A 37-year-old woman from the recently destroyed city of Chicago, who lost all three of her children during the attack echoed the sentiments of the other victims, saying, "This shows that America does not back down from releasing comedy films. If I survive this radiation poisoning, I'm going to watch the movie two or three more times tomorrow. I think it's what my kids would've wanted."

When asked for a comment, Judd Apatow simply said, "We had to do this out of principle. If we can't even release movies that ridicule other nations' leaders and then brutally murder them on screen, what's next? A rapid slide into an Orwellian nightmare.
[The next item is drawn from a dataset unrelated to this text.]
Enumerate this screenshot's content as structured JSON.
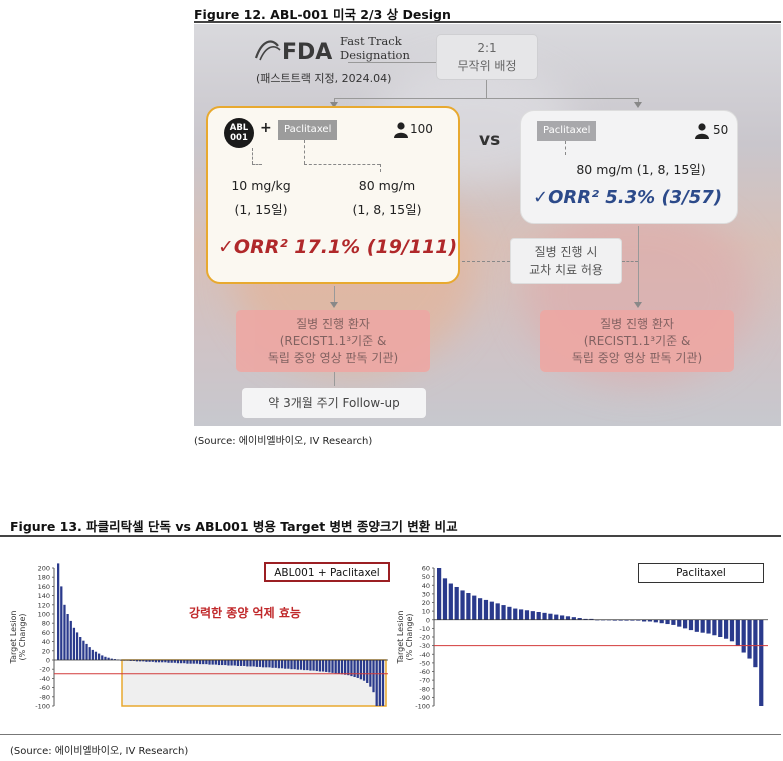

I, for one, am glad Sony did not back down even though the Japanese-based company had the most to lose by having their homeland under the constant threat of nuclear assault."
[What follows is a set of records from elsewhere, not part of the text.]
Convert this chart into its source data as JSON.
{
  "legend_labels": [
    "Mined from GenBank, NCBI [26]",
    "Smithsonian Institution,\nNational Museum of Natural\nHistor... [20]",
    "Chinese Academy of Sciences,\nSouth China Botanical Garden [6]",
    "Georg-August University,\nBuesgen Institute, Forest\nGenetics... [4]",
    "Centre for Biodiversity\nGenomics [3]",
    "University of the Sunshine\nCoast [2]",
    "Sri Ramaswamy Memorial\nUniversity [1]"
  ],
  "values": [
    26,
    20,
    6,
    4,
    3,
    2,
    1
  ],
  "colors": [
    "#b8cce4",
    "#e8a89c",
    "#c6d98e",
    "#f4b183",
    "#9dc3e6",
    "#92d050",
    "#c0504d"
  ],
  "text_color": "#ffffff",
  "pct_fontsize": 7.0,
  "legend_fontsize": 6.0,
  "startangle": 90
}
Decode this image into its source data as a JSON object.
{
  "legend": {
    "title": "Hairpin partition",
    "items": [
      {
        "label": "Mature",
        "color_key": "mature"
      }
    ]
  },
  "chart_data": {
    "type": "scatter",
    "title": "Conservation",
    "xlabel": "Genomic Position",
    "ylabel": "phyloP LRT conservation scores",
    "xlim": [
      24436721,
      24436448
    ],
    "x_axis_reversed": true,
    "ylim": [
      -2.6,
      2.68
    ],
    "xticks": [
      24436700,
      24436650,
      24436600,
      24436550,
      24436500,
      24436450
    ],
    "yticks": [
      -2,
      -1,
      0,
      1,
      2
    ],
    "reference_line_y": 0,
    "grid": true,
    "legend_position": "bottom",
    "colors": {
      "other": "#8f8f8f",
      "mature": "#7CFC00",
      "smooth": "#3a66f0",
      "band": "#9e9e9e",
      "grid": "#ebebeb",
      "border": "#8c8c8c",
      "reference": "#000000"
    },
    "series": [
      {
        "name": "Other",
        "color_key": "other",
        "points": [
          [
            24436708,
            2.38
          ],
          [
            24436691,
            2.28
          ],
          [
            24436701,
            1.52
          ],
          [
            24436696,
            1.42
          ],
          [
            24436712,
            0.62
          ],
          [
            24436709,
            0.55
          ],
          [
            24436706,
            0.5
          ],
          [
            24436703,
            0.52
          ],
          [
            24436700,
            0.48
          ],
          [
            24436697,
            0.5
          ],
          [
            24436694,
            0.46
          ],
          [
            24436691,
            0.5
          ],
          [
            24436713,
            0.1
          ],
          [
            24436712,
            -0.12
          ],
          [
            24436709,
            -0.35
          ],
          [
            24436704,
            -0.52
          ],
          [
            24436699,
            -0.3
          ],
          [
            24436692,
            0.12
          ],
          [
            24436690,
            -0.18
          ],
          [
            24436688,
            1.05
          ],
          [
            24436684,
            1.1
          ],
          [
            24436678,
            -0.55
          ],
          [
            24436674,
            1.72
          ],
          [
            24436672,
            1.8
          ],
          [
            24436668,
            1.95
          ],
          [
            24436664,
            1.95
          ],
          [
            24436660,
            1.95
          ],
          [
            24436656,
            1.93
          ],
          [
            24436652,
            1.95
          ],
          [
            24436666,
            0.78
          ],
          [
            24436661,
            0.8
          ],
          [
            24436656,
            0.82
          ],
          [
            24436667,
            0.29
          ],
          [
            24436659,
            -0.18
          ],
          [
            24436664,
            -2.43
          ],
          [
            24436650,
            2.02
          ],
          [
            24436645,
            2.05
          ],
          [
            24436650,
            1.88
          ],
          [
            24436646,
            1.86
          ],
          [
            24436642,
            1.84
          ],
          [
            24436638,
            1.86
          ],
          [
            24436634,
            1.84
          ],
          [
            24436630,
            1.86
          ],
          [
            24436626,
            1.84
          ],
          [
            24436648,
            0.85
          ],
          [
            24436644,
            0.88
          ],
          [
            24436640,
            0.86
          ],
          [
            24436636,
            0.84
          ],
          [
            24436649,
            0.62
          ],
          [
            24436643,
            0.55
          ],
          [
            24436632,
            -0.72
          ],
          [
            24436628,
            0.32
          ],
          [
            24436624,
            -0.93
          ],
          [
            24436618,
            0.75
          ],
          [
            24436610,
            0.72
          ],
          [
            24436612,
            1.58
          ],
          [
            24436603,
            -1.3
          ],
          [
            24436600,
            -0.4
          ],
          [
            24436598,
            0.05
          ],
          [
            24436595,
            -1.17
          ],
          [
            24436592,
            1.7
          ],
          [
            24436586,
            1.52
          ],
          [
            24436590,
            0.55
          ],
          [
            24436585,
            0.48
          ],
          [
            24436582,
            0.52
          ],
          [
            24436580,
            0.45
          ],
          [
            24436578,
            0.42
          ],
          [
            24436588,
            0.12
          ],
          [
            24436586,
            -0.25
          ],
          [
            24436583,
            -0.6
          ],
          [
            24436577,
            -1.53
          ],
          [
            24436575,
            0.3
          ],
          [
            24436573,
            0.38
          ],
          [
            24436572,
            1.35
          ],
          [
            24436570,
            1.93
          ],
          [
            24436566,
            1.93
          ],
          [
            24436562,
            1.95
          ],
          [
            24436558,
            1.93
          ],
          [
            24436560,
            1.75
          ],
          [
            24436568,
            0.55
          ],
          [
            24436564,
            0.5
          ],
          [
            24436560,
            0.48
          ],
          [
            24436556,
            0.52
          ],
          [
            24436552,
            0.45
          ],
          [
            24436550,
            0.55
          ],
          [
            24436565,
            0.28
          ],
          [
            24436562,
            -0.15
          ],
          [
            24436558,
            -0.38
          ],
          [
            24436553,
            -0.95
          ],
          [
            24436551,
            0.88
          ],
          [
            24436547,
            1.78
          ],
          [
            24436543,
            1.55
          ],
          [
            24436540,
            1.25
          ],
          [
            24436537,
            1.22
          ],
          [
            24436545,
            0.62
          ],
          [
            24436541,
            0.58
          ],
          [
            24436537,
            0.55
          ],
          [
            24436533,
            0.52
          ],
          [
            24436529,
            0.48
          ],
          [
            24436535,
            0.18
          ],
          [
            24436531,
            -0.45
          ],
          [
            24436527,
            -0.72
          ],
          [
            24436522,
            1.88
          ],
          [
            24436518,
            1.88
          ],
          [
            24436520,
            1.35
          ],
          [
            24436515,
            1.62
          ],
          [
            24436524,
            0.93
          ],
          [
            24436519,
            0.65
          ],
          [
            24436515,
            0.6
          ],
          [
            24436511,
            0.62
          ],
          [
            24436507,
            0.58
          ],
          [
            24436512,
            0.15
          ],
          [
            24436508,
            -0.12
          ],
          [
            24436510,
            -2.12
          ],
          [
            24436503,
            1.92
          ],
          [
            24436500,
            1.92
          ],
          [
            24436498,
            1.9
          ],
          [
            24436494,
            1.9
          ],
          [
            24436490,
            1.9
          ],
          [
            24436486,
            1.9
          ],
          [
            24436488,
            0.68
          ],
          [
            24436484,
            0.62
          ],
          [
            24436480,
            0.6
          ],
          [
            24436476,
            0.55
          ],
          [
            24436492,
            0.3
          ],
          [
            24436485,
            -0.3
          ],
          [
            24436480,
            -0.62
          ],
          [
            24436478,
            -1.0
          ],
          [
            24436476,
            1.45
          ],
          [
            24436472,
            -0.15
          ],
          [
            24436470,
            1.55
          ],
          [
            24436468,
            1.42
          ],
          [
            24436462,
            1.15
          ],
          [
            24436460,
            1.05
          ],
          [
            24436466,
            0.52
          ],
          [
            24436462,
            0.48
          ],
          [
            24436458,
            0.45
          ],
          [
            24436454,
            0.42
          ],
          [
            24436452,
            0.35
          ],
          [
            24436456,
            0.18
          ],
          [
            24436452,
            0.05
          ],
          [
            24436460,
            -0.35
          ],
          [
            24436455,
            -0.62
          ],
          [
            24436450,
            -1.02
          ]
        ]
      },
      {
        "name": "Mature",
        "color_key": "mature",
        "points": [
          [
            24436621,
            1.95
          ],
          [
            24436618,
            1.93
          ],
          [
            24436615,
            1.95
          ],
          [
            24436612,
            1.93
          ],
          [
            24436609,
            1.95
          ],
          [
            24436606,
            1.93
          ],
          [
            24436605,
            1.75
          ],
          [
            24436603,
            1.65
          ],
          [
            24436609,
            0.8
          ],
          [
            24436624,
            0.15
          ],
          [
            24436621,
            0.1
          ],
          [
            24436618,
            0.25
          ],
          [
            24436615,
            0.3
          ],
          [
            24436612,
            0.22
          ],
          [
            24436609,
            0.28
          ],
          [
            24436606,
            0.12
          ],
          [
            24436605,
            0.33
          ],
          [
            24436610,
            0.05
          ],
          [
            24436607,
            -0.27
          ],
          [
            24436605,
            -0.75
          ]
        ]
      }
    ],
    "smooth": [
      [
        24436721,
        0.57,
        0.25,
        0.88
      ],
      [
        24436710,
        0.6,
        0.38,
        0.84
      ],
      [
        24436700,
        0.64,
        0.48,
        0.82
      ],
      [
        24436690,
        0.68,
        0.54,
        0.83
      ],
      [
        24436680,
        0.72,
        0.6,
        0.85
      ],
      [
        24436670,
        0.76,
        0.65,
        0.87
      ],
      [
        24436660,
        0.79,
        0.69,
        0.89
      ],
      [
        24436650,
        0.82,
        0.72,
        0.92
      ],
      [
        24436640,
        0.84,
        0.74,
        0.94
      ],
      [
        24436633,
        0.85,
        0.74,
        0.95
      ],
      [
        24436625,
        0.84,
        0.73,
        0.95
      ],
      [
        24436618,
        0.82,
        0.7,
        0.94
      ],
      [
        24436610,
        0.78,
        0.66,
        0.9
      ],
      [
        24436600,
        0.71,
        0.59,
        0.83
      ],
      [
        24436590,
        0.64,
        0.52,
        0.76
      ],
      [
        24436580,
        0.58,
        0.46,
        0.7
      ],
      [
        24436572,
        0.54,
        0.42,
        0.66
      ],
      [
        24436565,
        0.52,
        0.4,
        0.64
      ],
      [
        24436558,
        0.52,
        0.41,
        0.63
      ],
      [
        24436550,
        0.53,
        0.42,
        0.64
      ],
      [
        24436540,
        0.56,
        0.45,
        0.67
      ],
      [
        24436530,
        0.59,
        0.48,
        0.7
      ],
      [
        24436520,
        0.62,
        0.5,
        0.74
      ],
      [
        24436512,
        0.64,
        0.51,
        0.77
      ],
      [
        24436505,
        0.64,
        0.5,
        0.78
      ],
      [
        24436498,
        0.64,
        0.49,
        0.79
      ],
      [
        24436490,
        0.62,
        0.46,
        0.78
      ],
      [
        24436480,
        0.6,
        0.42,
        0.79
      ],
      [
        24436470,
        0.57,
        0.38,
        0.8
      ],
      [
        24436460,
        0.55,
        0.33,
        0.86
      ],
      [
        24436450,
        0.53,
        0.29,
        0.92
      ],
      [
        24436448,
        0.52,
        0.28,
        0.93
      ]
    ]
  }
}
The movie, The Interview, starring Seth Rogan and James Franco revolves around the story of Seth Rogan and James Franco laughing a lot and doing lots of borderline homosexual things in the context of a spy-thriller in a contemporary world where there is no legitimate enemy for the United States, seeing as how the Soviet Union is gone and Osama bin Laden is dead. Rogan, in an interview, stated, "Well, the U.S. basically has to go back to square one in terms of enemies. Osama's dead, the Soviet Union has collapsed and the Russia of today is in a perpetual recession, that Libyan guy is gone, Saddam is gone, that Serbian guy is gone, the Venezuelan guy died, so what's left? Vietnam 2? North Korea is an obvious choice, honestly. We know we can kick their ass, but to be perfectly honest, they're just kind of 'there', so why not?" Later, the actor tweeted that he was high when he gave that answer, and to not take it too seriously.
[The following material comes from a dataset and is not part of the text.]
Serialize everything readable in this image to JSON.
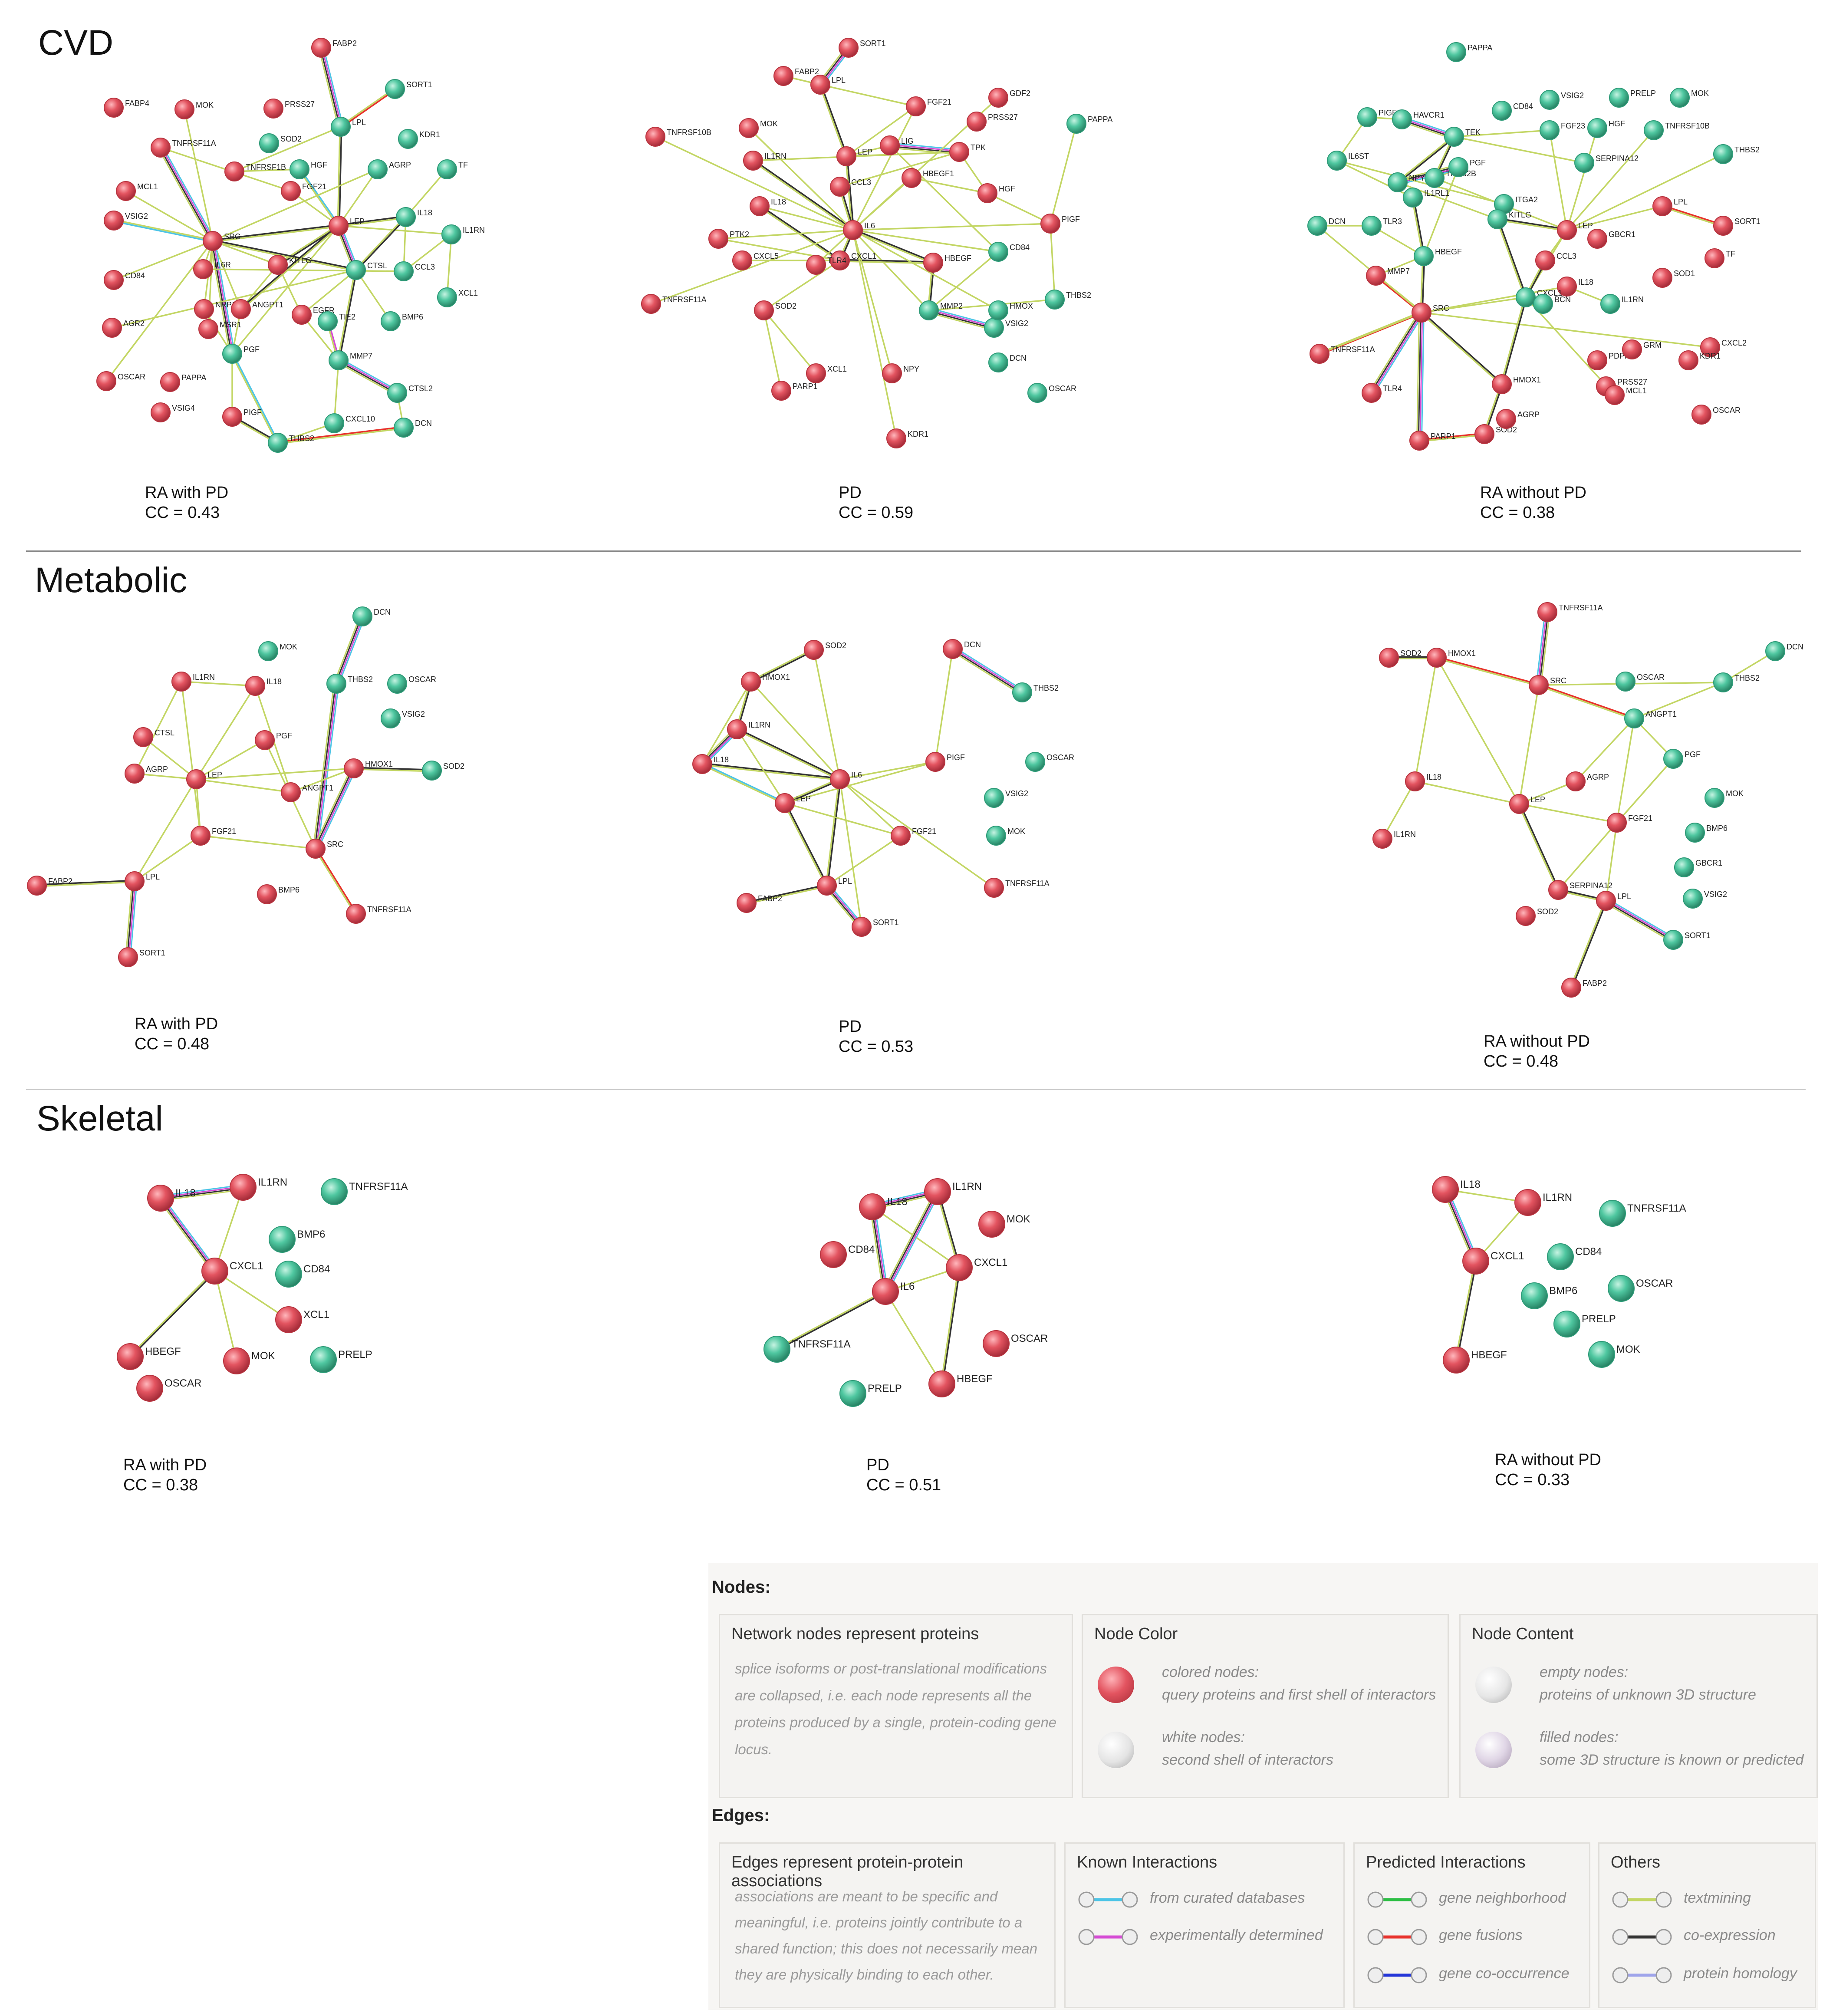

Meanwhile, Kim Jong Un, from the rubble of Pyongyang, declared "We have once again triumphed over imperialism, capitalism, the west, and comedy cinema." to a volleyball he has named 'Wilson', as a majority of his followers are now burning corpses. His declaration was heard by exactly no one because the only radio tower was bombed into rubble, instantly blacking out every radio and television. Nevertheless, the defiant leader continues to insist he is in control of a vibrant nation, giving orders to burnt skeletons, and to military units that have ceased to exist. In fact, the standing strength of North Korea's armed forces stands at a meager three soldiers, who are hiding under a burning tank, wielding bayonets and are refusing to come out and surrender. When western journalists initially approached, the soldiers threatened to shoot, until it became painfully obvious that they had no bullets left, and only then they agreed to give a short statement, declaring, "We are prepared to fight to the end for our dear leader, and the capitalist dog Judd Apatow. We condemn Seth Rogan and James Franco's bromance, because it's getting kind of weird now, kind of like Ben Affleck and Matt Damon. We will not stop fighting until every copy of The Interview has been scorched in the furnaces of our fury."

There is no word yet on whether or not they realize that destroying hard copies of the movie won't eliminate file-sharing capabilities that makes it fucking impossible to erase any memory of its existence.